So I think “harassment” (as in getting harassed, not as in doing it) is my middle name right now, sheesh… I was driving down the street with Nefarious with a cop car following me. After about a block and a half it lit up and pulled me over. I hadn’t done anything wrong, so of course the first thing I asked her was, “can I ask why you pulled me over?”
For those who’ve forgotten, this is my truck:

“You don’t have mudflaps,” she tells me. Now, I have a second, much larger truck and I do know the laws regarding mudflaps. First of all, this truck isn’t that large or that lifted — 33″ tires on a 5″ lift — and I have aftermarket wide fender flares so the tires are 100% covered. There’s no excess space between the tires and the body, and the fenders are trimmed only enough to keep the tires from rubbing. The actual law as to how much coverage is required is somewhat discretionary, but to actually give you a ticket they’re supposed to see a problem occurring (ie. debris flying, serious splashing, and so on) — so it shouldn’t happen on a sunny, rainfree summer day like today.
I explain all of this to her, but it turns out that she’s the type of cop that when they discover they’re wrong, fight even harder to find something to charge you with. So instead of just letting me on my way, she asks for my license, registration, and proof of insurance. I grab the first two, and then I’m rummaging through my wallet for the last when I pull out the insurance paper for my other car. She asks me if that’s it, and I tell her no, it’s for my other car but it’s the same policy. She tells me that’s fine and takes it, with no request for the one for the truck.
For fifteen minutes I watch her reading the rule book and making calls — it’s clear she doesn’t actually know the law. She comes back a couple of times to measure my tires and various bits of the truck. I get out and ask her if the rules specify an exact distance, and exactly where she wanted the mudflap to be — she couldn’t give me an answer, and just said that it was “at her discretion” but refused to give any specifics. I told her that to give me a ticket, she had to have a reason or a legitimate concern, and that in the time we’d been standing there, a dozen other trucks with more lift and larger tires had driven past. She told me that she was sick of talking to me and wasn’t interested in discussing it anywhere other than in the presence of a judge.
So then she delays another five minutes or so as she writes up the paperwork, and comes back not with one ticket but with two. The first was for “no mud flaps”, and the second was for “refused to give insurance card”… When I saw that, I objected, and told her that she’d told me what I had given her was fine, and that I had the insurance paperwork for the truck with me and was perfectly happy to show it to her, but again, she just said to take it up with a judge.
Really, it’s this kind of police officer that earns the name “pig”.
Here’s a shot of my rear tire/fender from above. As you can see the tire is completely covered. The tickets — both of them — are completely bullshit, nothing but police harassment, and will get tossed out in court if not before (as they’re a total waste of time and money for the courts)… but still, a complete waste of my time and money as well.

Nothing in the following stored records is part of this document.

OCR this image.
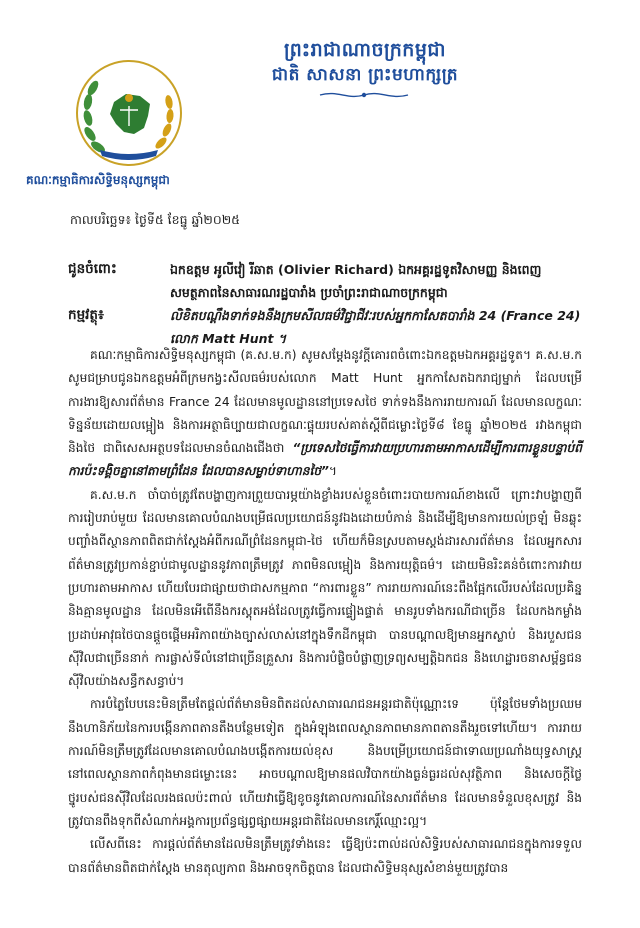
ព្រះរាជាណាចក្រកម្ពុជា
ជាតិ សាសនា ព្រះមហាក្សត្រ
គ.ស.ម.ក
គណៈកម្មាធិការសិទ្ធិមនុស្សកម្ពុជា
កាលបរិច្ឆេទ៖ ថ្ងៃទី៥ ខែធ្នូ ឆ្នាំ២០២៥
ជូនចំពោះ	ឯកឧត្តម អូលីវៀ រីឆាត (Olivier Richard) ឯកអគ្គរដ្ឋទូតវិសាមញ្ញ និងពេញសមត្ថភាពនៃសាធារណរដ្ឋបារាំង ប្រចាំព្រះរាជាណាចក្រកម្ពុជា
កម្មវត្ថុ៖	លិខិតបណ្ដឹងទាក់ទងនឹងក្រមសីលធម៌វិជ្ជាជីវៈរបស់អ្នកកាសែតបារាំង 24 (France 24) លោក Matt Hunt ។

គណៈកម្មាធិការសិទ្ធិមនុស្សកម្ពុជា (គ.ស.ម.ក) សូមសម្ដែងនូវក្ដីគោរពចំពោះឯកឧត្តមឯកអគ្គរដ្ឋទូត។ គ.ស.ម.ក សូមជម្រាបជូនឯកឧត្តមអំពីក្រមកង្វះសីលធម៌របស់លោក Matt Hunt អ្នកកាសែតឯករាជ្យម្នាក់ ដែលបម្រើការងារឱ្យសារព័ត៌មាន France 24 ដែលមានមូលដ្ឋាននៅប្រទេសថៃ ទាក់ទងនឹងការរាយការណ៍ ដែលមានលក្ខណៈទិន្នន័យដោយលម្អៀង និងការអត្ថាធិប្បាយជាលក្ខណៈផ្ទុយរបស់គាត់ស្ដីពីជម្លោះថ្ងៃទី៨ ខែធ្នូ ឆ្នាំ២០២៥ រវាងកម្ពុជា និងថៃ ជាពិសេសអត្ថបទដែលមានចំណងជើងថា “ប្រទេសថៃធ្វើការវាយប្រហារតាមអាកាសដើម្បីការពារខ្លួនបន្ទាប់ពីការប៉ះទង្គិចគ្នានៅតាមព្រំដែន ដែលបានសម្លាប់ទាហានថៃ”។

គ.ស.ម.ក ចាំបាច់ត្រូវតែបង្ហាញការព្រួយបារម្ភយ៉ាងខ្លាំងរបស់ខ្លួនចំពោះរបាយការណ៍ខាងលើ ព្រោះវាបង្ហាញពីការរៀបរាប់មួយ ដែលមានគោលបំណងបម្រើផលប្រយោជន៍នូវឯងដោយបំភាន់ និងដើម្បីឱ្យមានការយល់ច្រឡំ មិនឆ្លុះបញ្ចាំងពីស្ថានភាពពិតជាក់ស្ដែងអំពីករណីព្រំដែនកម្ពុជា-ថៃ ហើយក៏មិនស្របតាមស្ដង់ដារសារព័ត៌មាន ដែលអ្នកសារព័ត៌មានត្រូវប្រកាន់ខ្ជាប់ជាមូលដ្ឋាននូវភាពត្រឹមត្រូវ ភាពមិនលម្អៀង និងការយុត្តិធម៌។ ដោយមិនរិះគន់ចំពោះការវាយប្រហារតាមអាកាស ហើយបែរជាផ្សាយថាជាសកម្មភាព “ការពារខ្លួន” ការរាយការណ៍នេះពឹងផ្អែកលើរបស់ដែលប្រគិន្ន និងគ្មានមូលដ្ឋាន ដែលមិនអើពើនឹងករស្ដុតអង់ដែលត្រូវធ្វើការផ្ទៀងផ្ទាត់ មានរូបទាំងករណីជាច្រើន ដែលកងកម្លាំងប្រដាប់អាវុធថៃបានផ្ដួចផ្ដើមអរិភាពយ៉ាងច្បាស់លាស់នៅក្នុងទឹកដីកម្ពុជា បានបណ្ដាលឱ្យមានអ្នកស្លាប់ និងរបួសជនស៊ីវិលជាច្រើននាក់ ការផ្លាស់ទីលំនៅជាច្រើនគ្រួសារ និងការបំផ្លិចបំផ្លាញទ្រព្យសម្បត្តិឯកជន និងហេដ្ឋារចនាសម្ព័ន្ធជនស៊ីវិលយ៉ាងសន្ធឹកសន្ធាប់។

ការបំភ្លៃបែបនេះមិនត្រឹមតែផ្ដល់ព័ត៌មានមិនពិតដល់សាធារណជនអន្តរជាតិប៉ុណ្ណោះទេ ប៉ុន្តែថែមទាំងប្រឈមនឹងហានិភ័យនៃការបង្កើនភាពតានតឹងបន្ថែមទៀត ក្នុងអំឡុងពេលស្ថានភាពមានភាពតានតឹងរួចទៅហើយ។ ការរាយការណ៍មិនត្រឹមត្រូវដែលមានគោលបំណងបង្កើតការយល់ខុស និងបម្រើប្រយោជន៍ជាទោឈប្រណាំងយុទ្ធសាស្ត្រនៅពេលស្ថានភាពកំពុងមានជម្លោះនេះ អាចបណ្ដាលឱ្យមានផលវិបាកយ៉ាងធ្ងន់ធ្ងរដល់សុវត្ថិភាព និងសេចក្ដីថ្លៃថ្នូរបស់ជនស៊ីវិលដែលរងផលប៉ះពាល់ ហើយវាធ្វើឱ្យខូចនូវគោលការណ៍នៃសារព័ត៌មាន ដែលមានទំនួលខុសត្រូវ និងត្រូវបានពឹងទុកពីសំណាក់អង្គការប្រព័ន្ធផ្សព្វផ្សាយអន្តរជាតិដែលមានកេរ្តិ៍ឈ្មោះល្អ។

លើសពីនេះ ការផ្ដល់ព័ត៌មានដែលមិនត្រឹមត្រូវទាំងនេះ ធ្វើឱ្យប៉ះពាល់ដល់សិទ្ធិរបស់សាធារណជនក្នុងការទទួលបានព័ត៌មានពិតជាក់ស្ដែង មានតុល្យភាព និងអាចទុកចិត្តបាន ដែលជាសិទ្ធិមនុស្សសំខាន់មួយត្រូវបាន
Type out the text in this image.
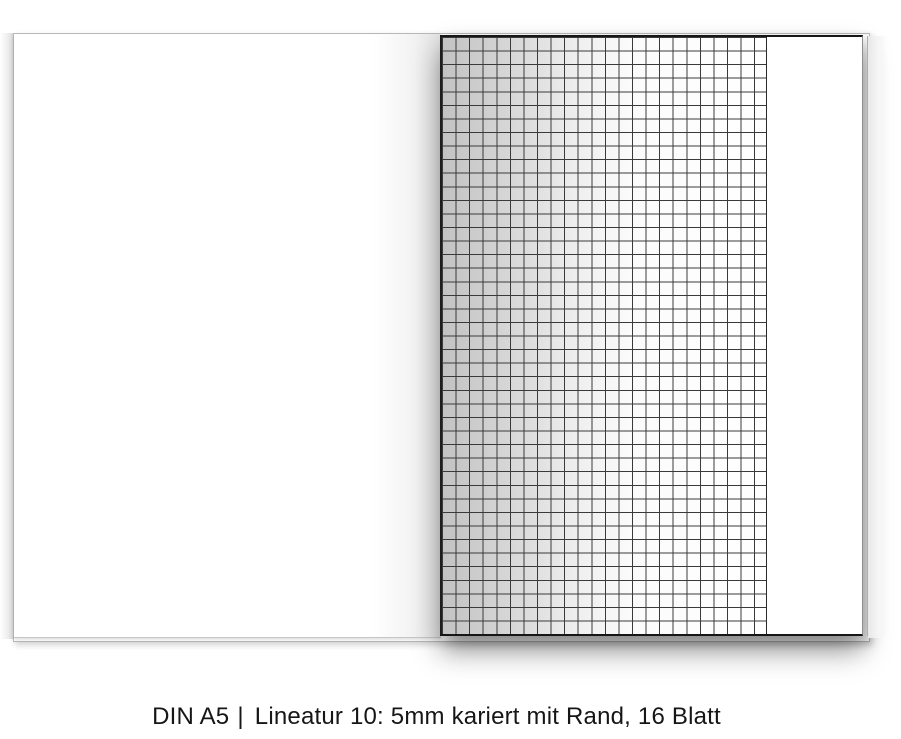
DIN A5 | Lineatur 10: 5mm kariert mit Rand, 16 Blatt
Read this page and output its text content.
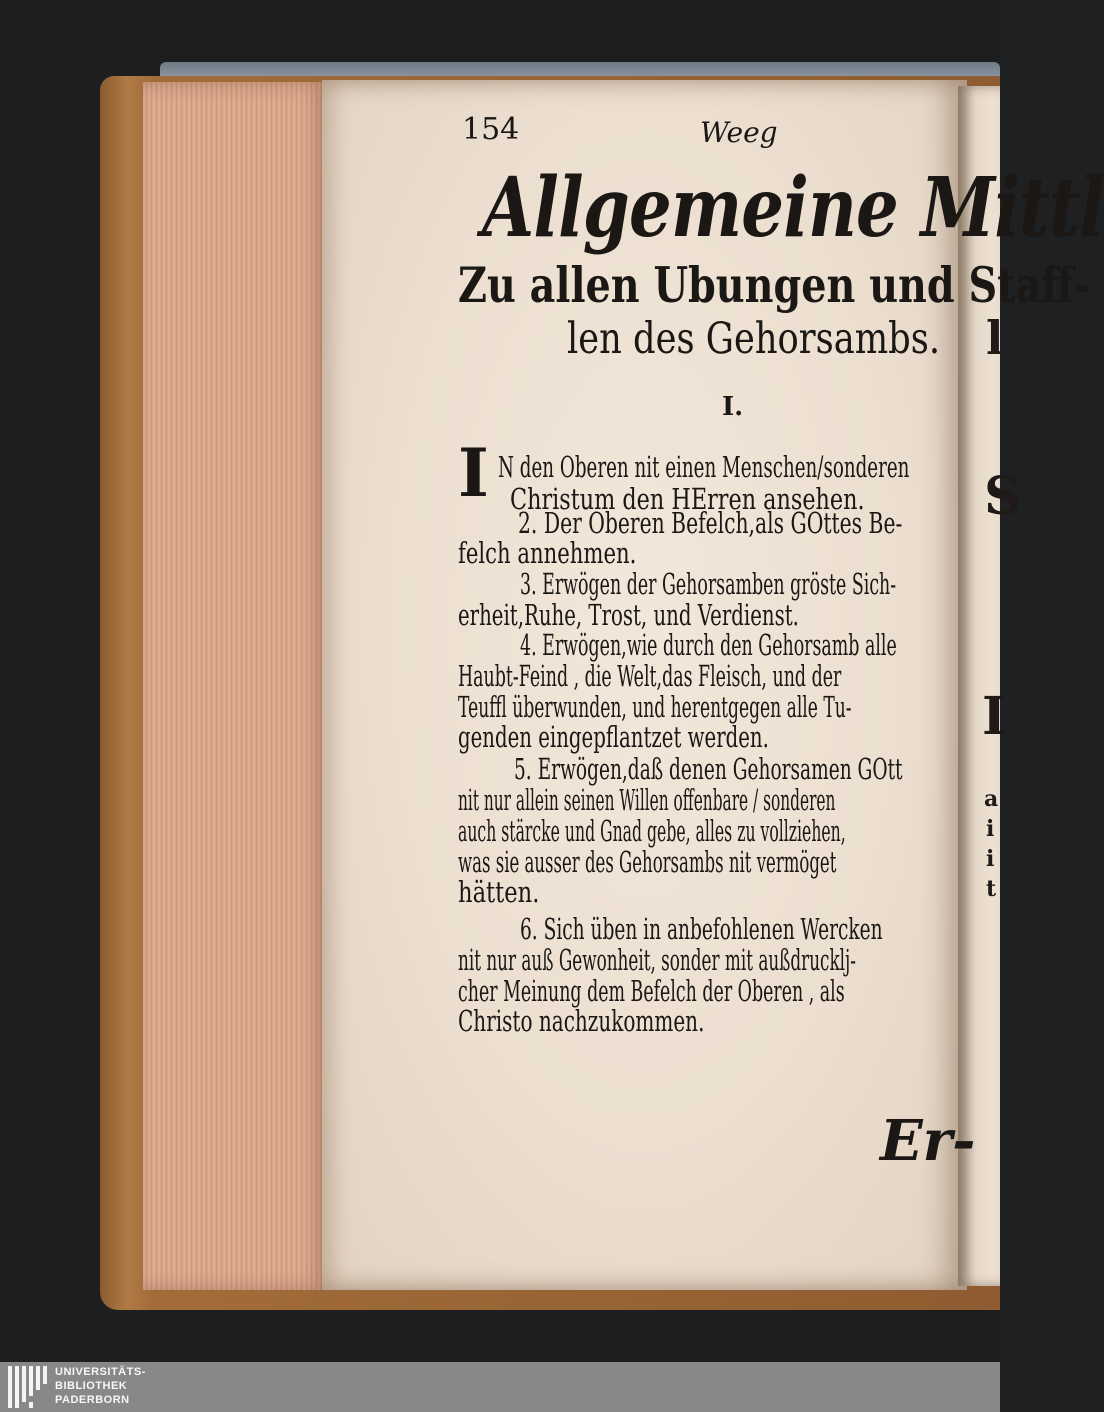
l
S
I
a
i
i
t
154	Weeg
Allgemeine Mittl
Zu allen Ubungen und Staff-
len des Gehorsambs.
I.
I N den Oberen nit einen Menschen/sonderen
Christum den HErren ansehen.
2. Der Oberen Befelch,als GOttes Be-
felch annehmen.
3. Erwögen der Gehorsamben gröste Sich-
erheit,Ruhe, Trost, und Verdienst.
4. Erwögen,wie durch den Gehorsamb alle
Haubt-Feind , die Welt,das Fleisch, und der
Teuffl überwunden, und herentgegen alle Tu-
genden eingepflantzet werden.
5. Erwögen,daß denen Gehorsamen GOtt
nit nur allein seinen Willen offenbare / sonderen
auch stärcke und Gnad gebe, alles zu vollziehen,
was sie ausser des Gehorsambs nit vermöget
hätten.
6. Sich üben in anbefohlenen Wercken
nit nur auß Gewonheit, sonder mit außdrucklj-
cher Meinung dem Befelch der Oberen , als
Christo nachzukommen.
Er-
UNIVERSITÄTS-
BIBLIOTHEK
PADERBORN
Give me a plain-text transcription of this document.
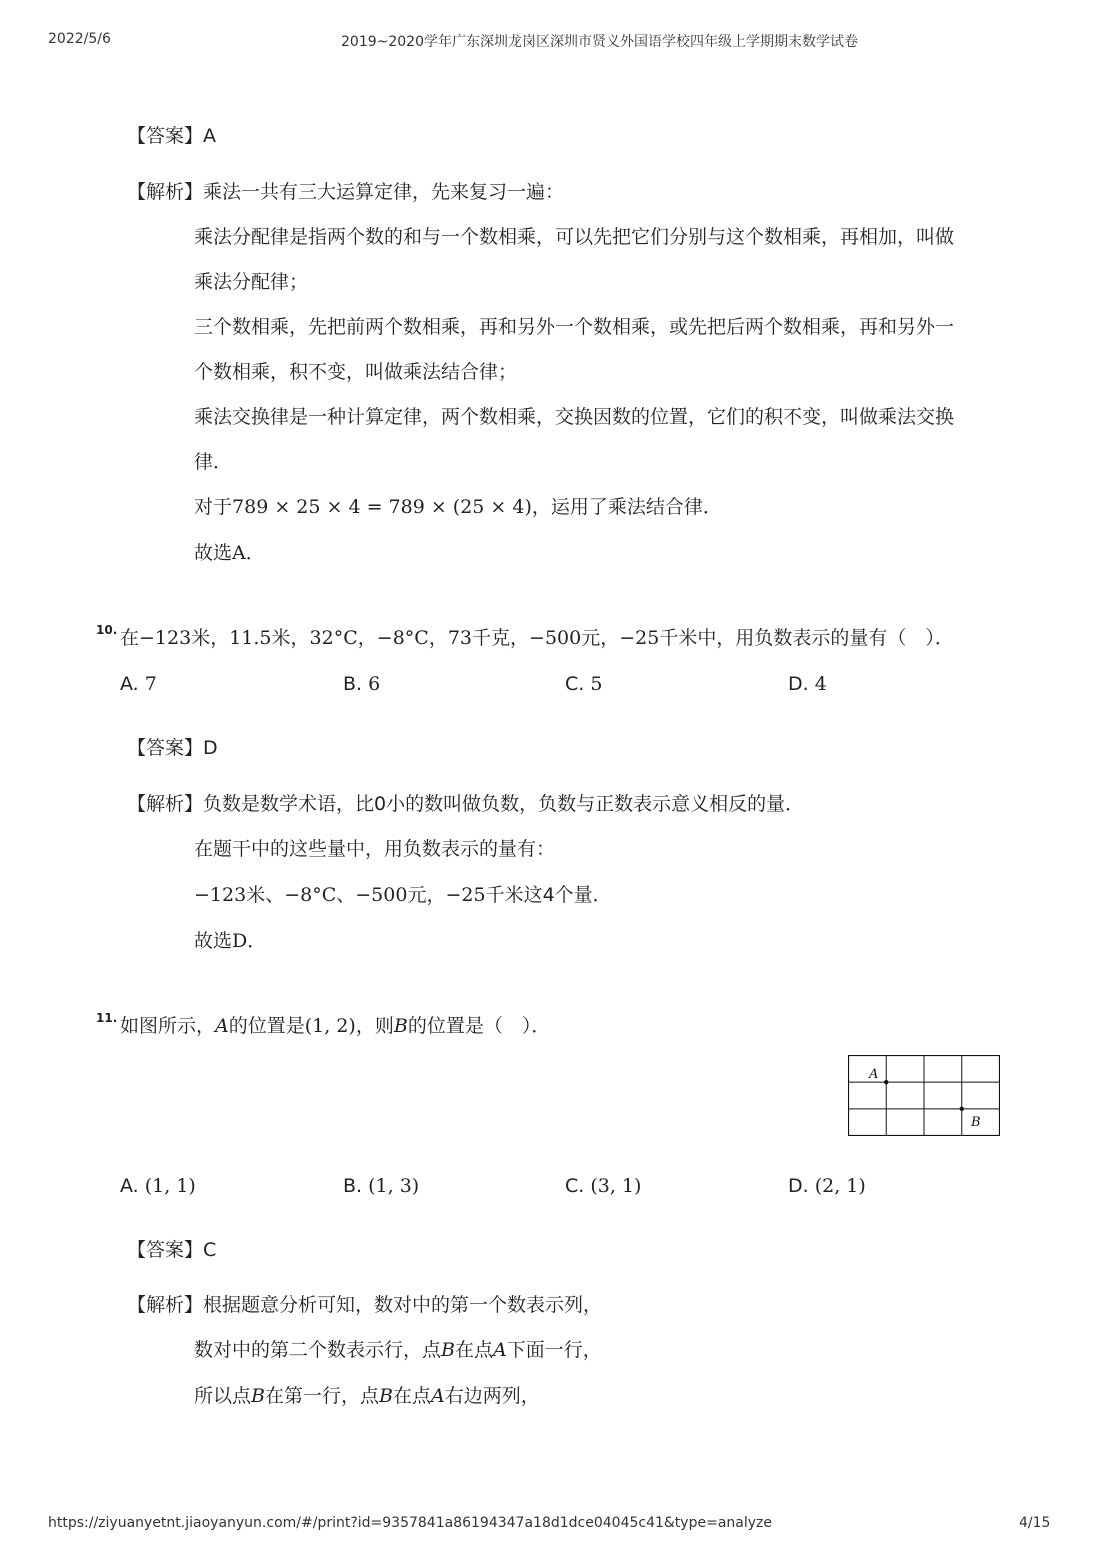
2022/5/6	2019~2020学年广东深圳龙岗区深圳市贤义外国语学校四年级上学期期末数学试卷
【答案】A
【解析】乘法一共有三大运算定律，先来复习一遍：
乘法分配律是指两个数的和与一个数相乘，可以先把它们分别与这个数相乘，再相加，叫做
乘法分配律；
三个数相乘，先把前两个数相乘，再和另外一个数相乘，或先把后两个数相乘，再和另外一
个数相乘，积不变，叫做乘法结合律；
乘法交换律是一种计算定律，两个数相乘，交换因数的位置，它们的积不变，叫做乘法交换
律．
对于789 × 25 × 4 = 789 × (25 × 4)，运用了乘法结合律．
故选A．
10. 在−123米，11.5米，32°C，−8°C，73千克，−500元，−25千米中，用负数表示的量有（　）．
A. 7	B. 6	C. 5	D. 4
【答案】D
【解析】负数是数学术语，比0小的数叫做负数，负数与正数表示意义相反的量．
在题干中的这些量中，用负数表示的量有：
−123米、−8°C、−500元，−25千米这4个量．
故选D．
11. 如图所示，A的位置是(1, 2)，则B的位置是（　）．
A
B
A. (1, 1)	B. (1, 3)	C. (3, 1)	D. (2, 1)
【答案】C
【解析】根据题意分析可知，数对中的第一个数表示列，
数对中的第二个数表示行，点B在点A下面一行，
所以点B在第一行，点B在点A右边两列，
https://ziyuanyetnt.jiaoyanyun.com/#/print?id=9357841a86194347a18d1dce04045c41&type=analyze	4/15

In more pleasant news, while Nefarious has chickenpox, she’s got my immune system so it’s barely affected her and we’ve had tons of fun playing as usual. Thankfully she did not inherit my light sleeping, having grown up in the city — she slept through a Chinese family reunion last night that made me want to murder my neighbors… Anyway, I had to go downtown with her today for imaging on my leg as there’s some worries that my tumor is recurring, so we got to play on the big artificial rocks on Cumberland, and then we’ve been having a big squirt gun war in the driveway and on the balconies. Summer fun!

The other good news is that I got my power supply for my laptop back, so I’ll be able to get my various sites that had the plug pulled on them back online soon, as well as post all the new things that look like ducks, and capture and post the movie I made in highschool, something I’ve meant to do for, oh, a decade. It’s embarrassing, but nice memories.